As a parent, model a healthy relationship towards money so that your child will emulate you. Show him how your self-worth is not dependent on your salary.
Let him know how wonderful it is to share one’s assets by letting him know about giving charity. Let him see that you are at peace with how much money you have. Teach him that money is not everything.
You do not fight about money. You do not become overly obsessed with it. Make sure to convey that relationships and values do not have a price tag.
They are the most precious currency.
The famous marshmallow study proved the long-term advantages of teaching fiscal responsibility to children. In the 1960s, psychologist Walter Mischel developed a test of emotional self-control that involved offering marshmallows to the four-year-old children of Stanford professors, graduate students, and employees.
The kids were brought into a room at Stanford one by one and given a marshmallow. They were given a choice to eat it then, but if they wait for about twenty minutes until the researcher returns from a pretend errand, they will receive two marshmallows. Researchers observed the children through a one-way mirror. Some of them were able to wait the twenty minutes until the researcher returned and then received their second marshmallow.
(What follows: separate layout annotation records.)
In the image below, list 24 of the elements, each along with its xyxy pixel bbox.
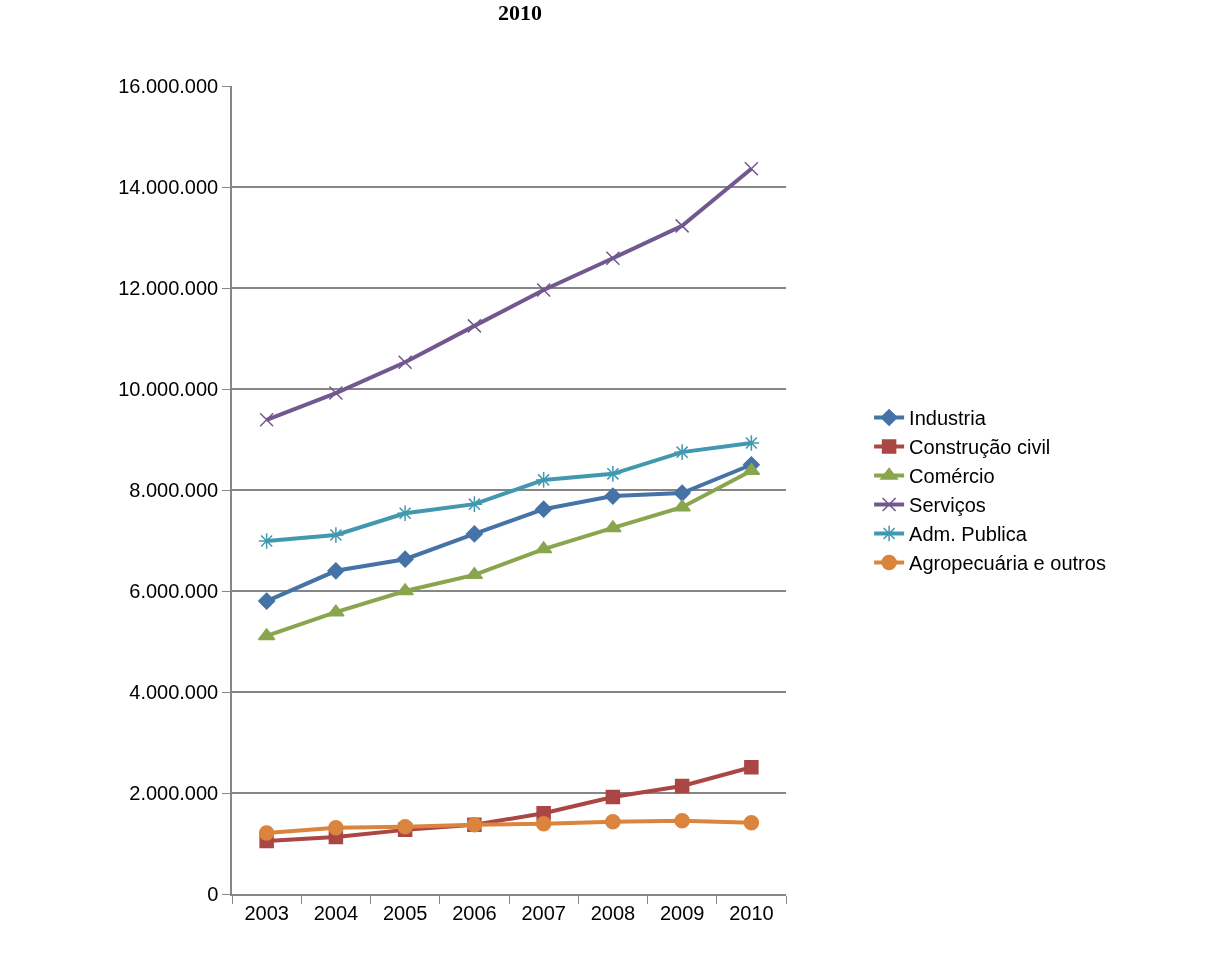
- y-tick-label: 16.000.000: [118, 75, 219, 97]
- y-tick-label: 6.000.000: [129, 580, 219, 602]
- chart-title: 2010: [498, 0, 543, 26]
- y-tick-label: 12.000.000: [118, 277, 219, 299]
- x-tick-label: 2008: [590, 901, 636, 924]
- legend-label: Industria: [909, 407, 987, 430]
- y-tick-label: 2.000.000: [129, 782, 219, 804]
- y-tick-label: 10.000.000: [118, 378, 219, 400]
- y-tick-label: 14.000.000: [118, 176, 219, 198]
- x-tick-label: 2009: [659, 901, 705, 924]
- legend-label: Adm. Publica: [909, 523, 1028, 546]
- legend-label: Agropecuária e outros: [909, 552, 1106, 575]
- x-tick-label: 2005: [382, 901, 428, 924]
- y-tick-label: 8.000.000: [129, 479, 219, 501]
- legend-label: Comércio: [909, 465, 995, 488]
- x-tick-label: 2006: [452, 901, 497, 924]
- legend-label: Serviços: [909, 494, 986, 517]
- y-tick-label: 0: [207, 883, 219, 905]
- x-tick-label: 2010: [729, 901, 774, 924]
- x-tick-label: 2004: [313, 901, 359, 924]
- y-tick-label: 4.000.000: [129, 681, 219, 703]
- legend-label: Construção civil: [909, 436, 1051, 459]
- x-tick-label: 2003: [244, 901, 289, 924]
- x-tick-label: 2007: [521, 901, 566, 924]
They found ways to divert themselves from thinking about the marshmallow: some covered their eyes so they wouldn’t have to see the treat; others rested their head in their arms, played games with their hands, sang songs, or even tried to take a nap. Others consumed the marshmallow as soon as the researcher left the room.
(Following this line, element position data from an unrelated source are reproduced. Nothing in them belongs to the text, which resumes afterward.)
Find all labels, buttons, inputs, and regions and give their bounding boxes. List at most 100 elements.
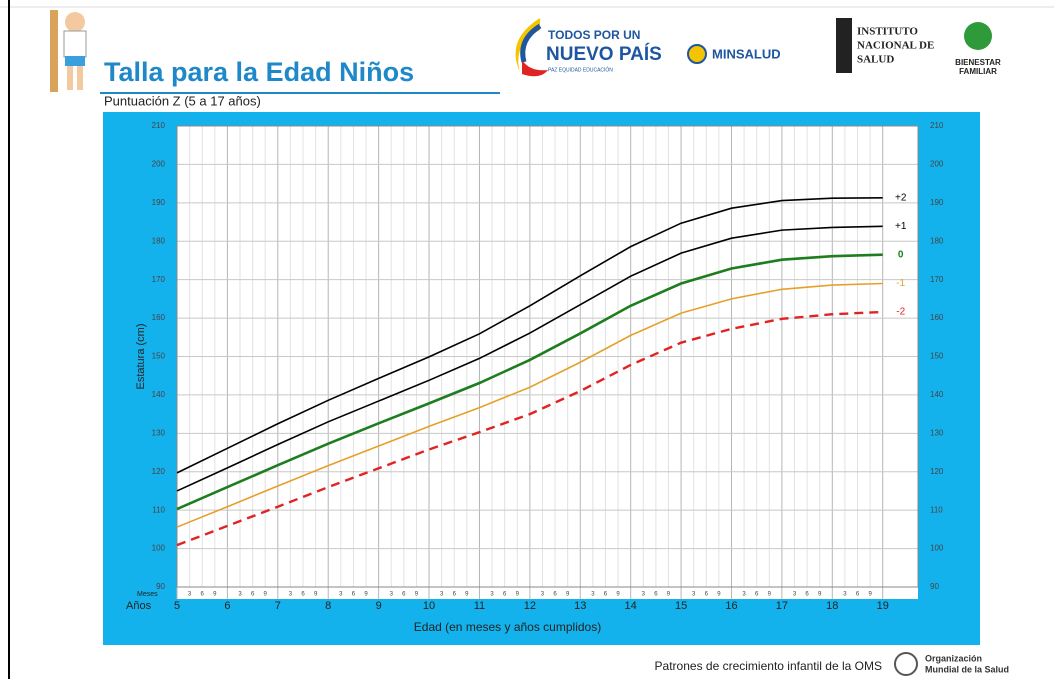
month-label: 6: [604, 592, 608, 598]
series-line: [176, 310, 883, 547]
logo-text: MINSALUD: [712, 46, 781, 61]
y-tick-label: 100: [152, 544, 166, 553]
month-label: 6: [705, 592, 709, 598]
y-tick-label-right: 120: [930, 467, 944, 476]
logo-text: INSTITUTO: [857, 26, 918, 38]
x-tick-label: 9: [376, 600, 382, 612]
month-label: 9: [566, 592, 570, 598]
month-label: 3: [793, 592, 797, 598]
month-label: 3: [642, 592, 646, 598]
x-tick-label: 8: [325, 600, 331, 612]
x-tick-label: 11: [474, 600, 485, 612]
month-label: 6: [856, 592, 860, 598]
month-label: 3: [390, 592, 394, 598]
month-label: 6: [201, 592, 205, 598]
months-label: Meses: [137, 591, 158, 598]
y-tick-label-right: 200: [930, 160, 944, 169]
x-tick-label: 7: [275, 600, 281, 612]
series-label: +2: [895, 192, 907, 203]
x-tick-label: 13: [574, 600, 586, 612]
series-label: 0: [898, 249, 904, 260]
month-label: 9: [768, 592, 772, 598]
month-label: 9: [717, 592, 721, 598]
month-label: 3: [339, 592, 343, 598]
y-tick-label: 110: [152, 505, 165, 514]
y-tick-label: 150: [152, 352, 166, 361]
y-tick-label-right: 170: [930, 275, 944, 284]
y-tick-label-right: 110: [930, 505, 943, 514]
month-label: 9: [415, 592, 419, 598]
series-line: [176, 197, 883, 474]
x-tick-label: 18: [826, 600, 838, 612]
series-line: [176, 225, 883, 492]
month-label: 6: [301, 592, 305, 598]
x-axis-label: Edad (en meses y años cumplidos): [414, 620, 601, 634]
logo-todos: [515, 18, 548, 77]
y-tick-label-right: 160: [930, 313, 944, 322]
month-label: 6: [654, 592, 658, 598]
x-tick-label: 15: [675, 600, 687, 612]
title: Talla para la Edad Niños: [104, 57, 414, 87]
month-label: 6: [805, 592, 809, 598]
y-tick-label: 210: [152, 121, 166, 130]
logo-seal: [687, 44, 707, 64]
x-tick-label: 12: [524, 600, 536, 612]
logo-text: NACIONAL DE: [857, 40, 934, 52]
month-label: 9: [314, 592, 318, 598]
month-strip: [177, 587, 918, 599]
month-label: 3: [238, 592, 242, 598]
month-label: 9: [213, 592, 217, 598]
y-tick-label-right: 90: [930, 582, 939, 591]
month-label: 9: [868, 592, 872, 598]
month-label: 3: [289, 592, 293, 598]
month-label: 9: [667, 592, 671, 598]
month-label: 6: [352, 592, 356, 598]
y-tick-label-right: 190: [930, 198, 944, 207]
month-label: 3: [188, 592, 192, 598]
y-tick-label: 170: [152, 275, 166, 284]
y-tick-label-right: 180: [930, 236, 944, 245]
logo-text: NUEVO PAÍS: [546, 43, 662, 65]
y-tick-label: 180: [152, 236, 166, 245]
y-tick-label: 120: [152, 467, 166, 476]
y-tick-label: 160: [152, 313, 166, 322]
y-axis-label: Estatura (cm): [135, 323, 147, 389]
x-tick-label: 6: [224, 600, 230, 612]
y-tick-label-right: 210: [930, 121, 944, 130]
month-label: 3: [440, 592, 444, 598]
footer-text: Mundial de la Salud: [925, 664, 1009, 674]
month-label: 6: [755, 592, 759, 598]
series-label: -2: [896, 307, 905, 318]
month-label: 6: [402, 592, 406, 598]
logo-text: BIENESTAR: [955, 58, 1001, 67]
logo-text: PAZ EQUIDAD EDUCACIÓN: [548, 66, 613, 73]
series-label: -1: [896, 278, 905, 289]
month-label: 9: [516, 592, 520, 598]
month-label: 3: [843, 592, 847, 598]
y-tick-label-right: 100: [930, 544, 944, 553]
x-tick-label: 17: [776, 600, 788, 612]
month-label: 6: [453, 592, 457, 598]
subtitle: Puntuación Z (5 a 17 años): [104, 93, 261, 108]
who-logo: [894, 652, 918, 676]
kid-icon: [50, 10, 87, 92]
y-tick-label: 200: [152, 160, 166, 169]
chart: 3 6 9 5 3 6 9 6 3 6 9 7 3 6 9 8 3 6 9 9 3 6 9 10 3 6 9 11 3 6 9 12 3 6 9 13…: [126, 121, 944, 634]
y-tick-label-right: 140: [930, 390, 944, 399]
logo-icbf: [964, 22, 992, 50]
logo-ins: [836, 18, 852, 73]
month-label: 9: [465, 592, 469, 598]
series-line: [176, 282, 883, 528]
logo-text: SALUD: [857, 54, 894, 66]
series-label: +1: [895, 221, 907, 232]
years-label: Años: [126, 600, 152, 612]
footer-text: Organización: [925, 653, 982, 663]
x-tick-label: 10: [423, 600, 435, 612]
y-tick-label-right: 150: [930, 352, 944, 361]
y-tick-label: 140: [152, 390, 166, 399]
logo-text: FAMILIAR: [959, 67, 997, 76]
y-tick-label-right: 130: [930, 428, 944, 437]
month-label: 3: [692, 592, 696, 598]
y-tick-label: 130: [152, 428, 166, 437]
Fourteen years later, the kids were interviewed. The results were dramatic: the kids who were able to wait for the second marshmallow were, as eighteen-year-olds, more socially competent, less likely to collapse under stress, better able to deal with challenges, and more self-reliant, and on average, they scored 210 points higher on their SATs than those who were unable to delay gratification!
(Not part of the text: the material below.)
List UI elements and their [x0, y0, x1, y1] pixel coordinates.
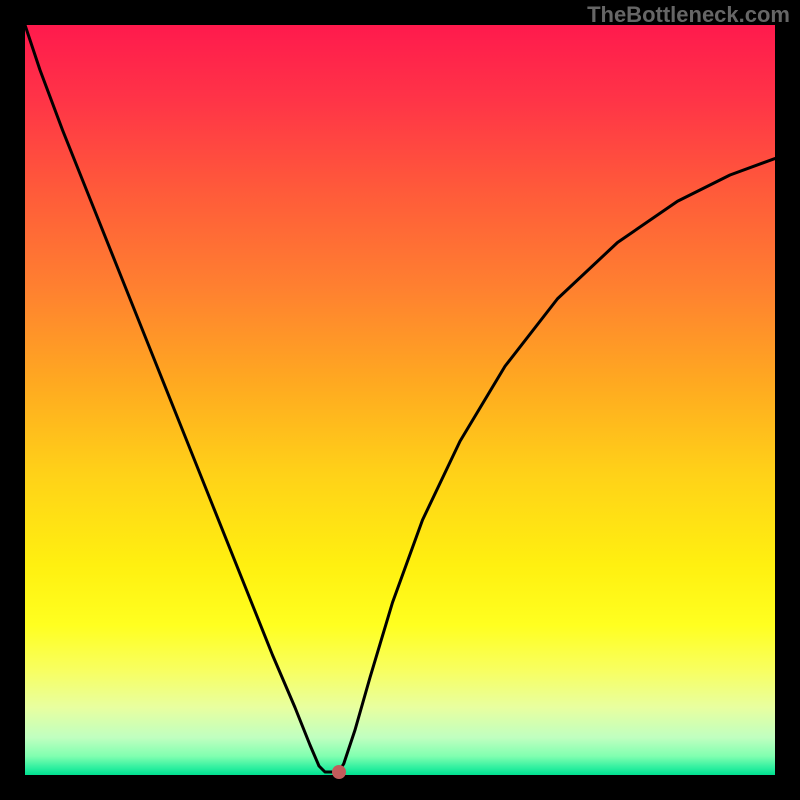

Why were some of the four-year-olds able to figure out that it was in their best interest to delay gratification while others were not? And why did learning self-control at age four have such a dramatic effect on their lives as adolescents? The answer, in a word, is reflection.
- Parents taught the two-marshmallow kids to reflect on their feelings in terms of their choices (“I can have one now, but I can have two later.”).
- Their values (“I prioritize long-term over short-term satisfaction”)
- And consequences (“I will satisfy my hunger better if I wait versus satisfying it temporarily if I eat one immediately”). These lessons lasted throughout the child’s lifetime.